La plainte, déposée par le département de la Justice et plusieurs États, accusait Google d’abuser de sa position dominante pour verrouiller l’accès au marché numérique et limiter la concurrence. Selon les plaignants, l’intégration étroite entre son moteur de recherche, Chrome et Android constituait une barrière quasi infranchissable pour les rivaux.

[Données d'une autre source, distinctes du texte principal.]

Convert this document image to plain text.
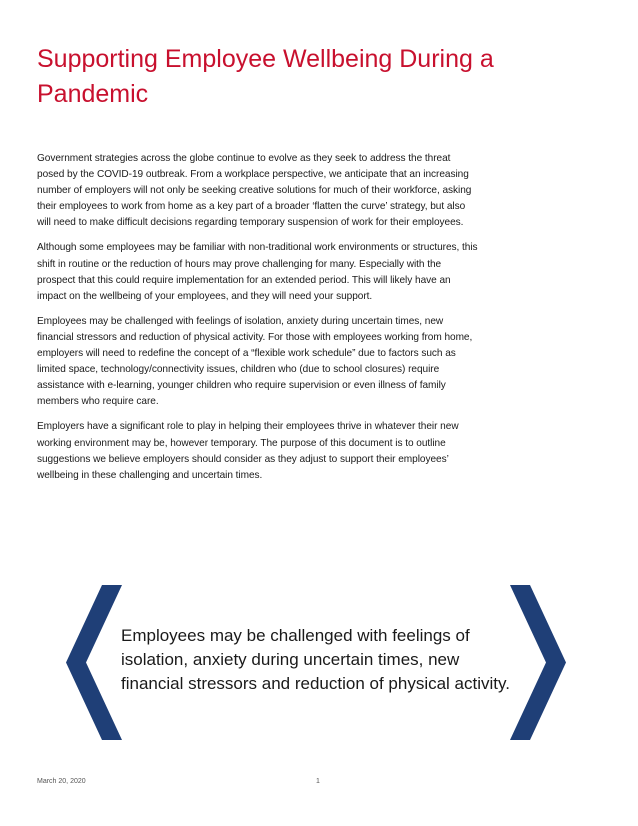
Supporting Employee Wellbeing During a Pandemic

Government strategies across the globe continue to evolve as they seek to address the threat posed by the COVID-19 outbreak. From a workplace perspective, we anticipate that an increasing number of employers will not only be seeking creative solutions for much of their workforce, asking their employees to work from home as a key part of a broader ‘flatten the curve’ strategy, but also will need to make difficult decisions regarding temporary suspension of work for their employees.

Although some employees may be familiar with non-traditional work environments or structures, this shift in routine or the reduction of hours may prove challenging for many. Especially with the prospect that this could require implementation for an extended period. This will likely have an impact on the wellbeing of your employees, and they will need your support.

Employees may be challenged with feelings of isolation, anxiety during uncertain times, new financial stressors and reduction of physical activity. For those with employees working from home, employers will need to redefine the concept of a “flexible work schedule” due to factors such as limited space, technology/connectivity issues, children who (due to school closures) require assistance with e-learning, younger children who require supervision or even illness of family members who require care.

Employers have a significant role to play in helping their employees thrive in whatever their new working environment may be, however temporary. The purpose of this document is to outline suggestions we believe employers should consider as they adjust to support their employees’ wellbeing in these challenging and uncertain times.

Employees may be challenged with feelings of isolation, anxiety during uncertain times, new financial stressors and reduction of physical activity.

March 20, 2020	1
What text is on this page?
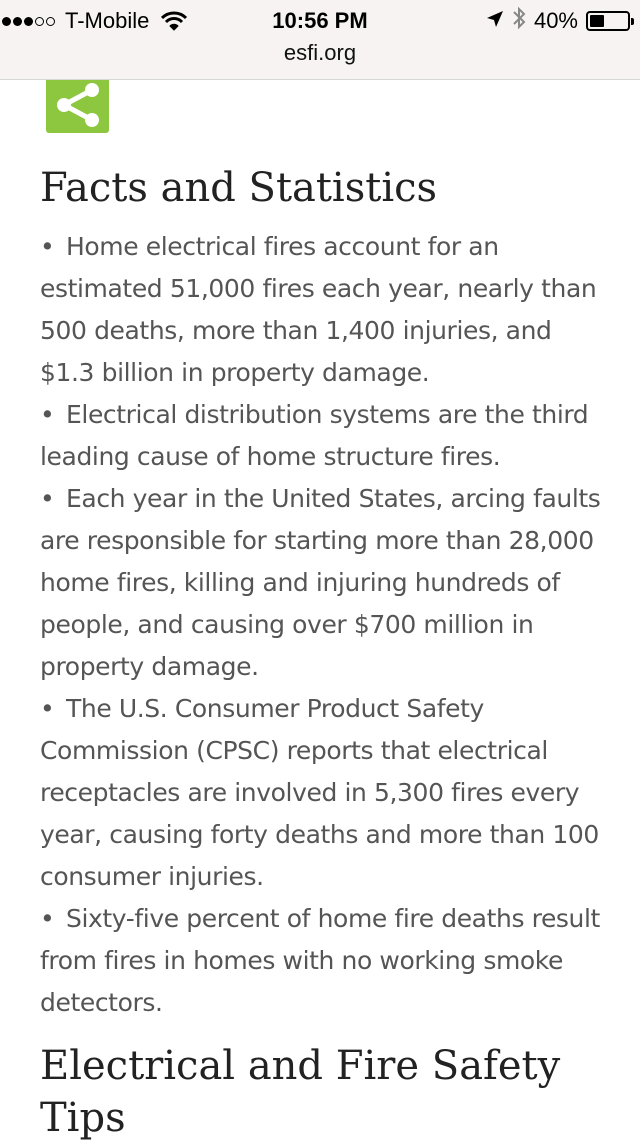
T-Mobile	10:56 PM
esfi.org
40%
Facts and Statistics
• Home electrical fires account for an estimated 51,000 fires each year, nearly than 500 deaths, more than 1,400 injuries, and $1.3 billion in property damage.
• Electrical distribution systems are the third leading cause of home structure fires.
• Each year in the United States, arcing faults are responsible for starting more than 28,000 home fires, killing and injuring hundreds of people, and causing over $700 million in property damage.
• The U.S. Consumer Product Safety Commission (CPSC) reports that electrical receptacles are involved in 5,300 fires every year, causing forty deaths and more than 100 consumer injuries.
• Sixty-five percent of home fire deaths result from fires in homes with no working smoke detectors.
Electrical and Fire Safety Tips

Mais le juge a estimé que les preuves apportées ne justifiaient pas une mesure aussi radicale qu’un démantèlement. Cette décision est interprétée comme une victoire majeure pour Google, qui consolide ainsi son emprise sur l’écosystème numérique mondial.
Néanmoins, le débat est loin d’être clos. Les régulateurs américains et européens continuent d’examiner les pratiques commerciales du groupe, notamment autour de la publicité en ligne et de l’intelligence artificielle. Pour Google, cette décision offre un répit stratégique, mais les pressions politiques et judiciaires devraient se poursuivre dans les mois à venir.